Members involved: Chris Nunn
Experimental collaboration with: Boris Shraiman
P7. Building developmental lineages using single cell sequencing data
Our challenge is to combine different types of high throughput data into one comprehensive computational framework, which allows identification of potential control points to guide and bias cellular differentiation. Although Waddington’s epigenetic landscape picture to visualize embryonic development is now widely accepted, computational approaches to understand this landscape and the underlying regulatory networks are only now beginning to attract attention. We will use the classical spin glass framework from physics to quantitatively understand cellular differentiation and cellular reprogramming. Spin glasses come with a wide variety of tools that enable rapid progress and have successfully been applied to diverse biological systems where multiple stable states emerge from interactions among its constituents, including recently to understanding cellular reprogramming. We will attempt to design a control algorithm for guided cell fate differentiation based on lineage experiments and numerical studies.
Members involved: Sabyasachi Dasgupta
Collaboration with: Gary Bader and others
Blood regeneration in macaques:
Background: How a potentially diverse population of hematopoietic stem cells (HSCs) differentiates and proliferates to supply more than 1011 mature blood cells every day in humans remains a key biological question.

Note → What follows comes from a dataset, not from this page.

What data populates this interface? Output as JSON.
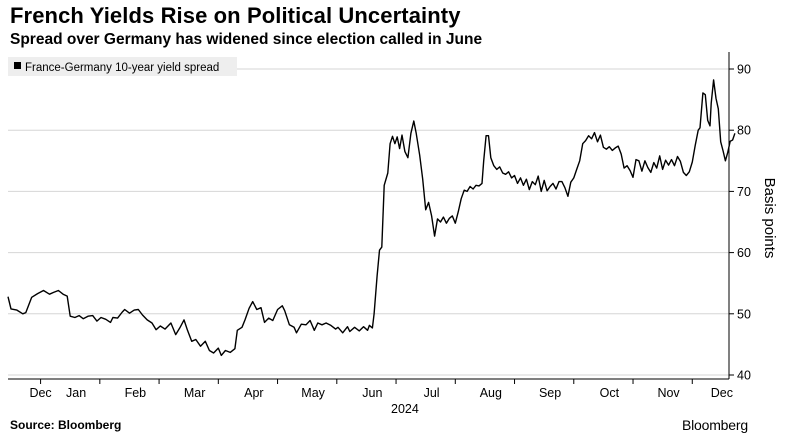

We investigated this process by quantitatively analyzing the clonal structure of peripheral blood that is generated by a population of transplanted lentivirus-marked HSCs in myeloablated rhesus macaques. Each transplanted HSC generates a clonal lineage of cells in the peripheral blood that is then detected and quantified through deep sequencing of the viral vector integration sites (VIS) common within each lineage. This approach allowed us to observe, over a period of 4-12 years, hundreds of distinct clonal lineages.
Results: While the distinct clone sizes varied by three orders of magnitude, we found that collectively, they form a steady-state clone size-distribution with a distinctive shape. Steady-state solutions of our model show that the predicted clone size-distribution is sensitive to only two combinations of parameters. By fitting the measured clone size-distributions to our mechanistic model, we estimate both the effective HSC differentiation rate and the number of active HSCs.
Conclusions: Our concise mathematical model shows how slow HSC differentiation followed by fast progenitor growth can be responsible for the observed broad clone size-distribution. Although all cells are assumed to be statistically identical, analogous to a neutral theory for the different clone lineages, our mathematical approach captures the intrinsic variability in the times to HSC differentiation after transplantation.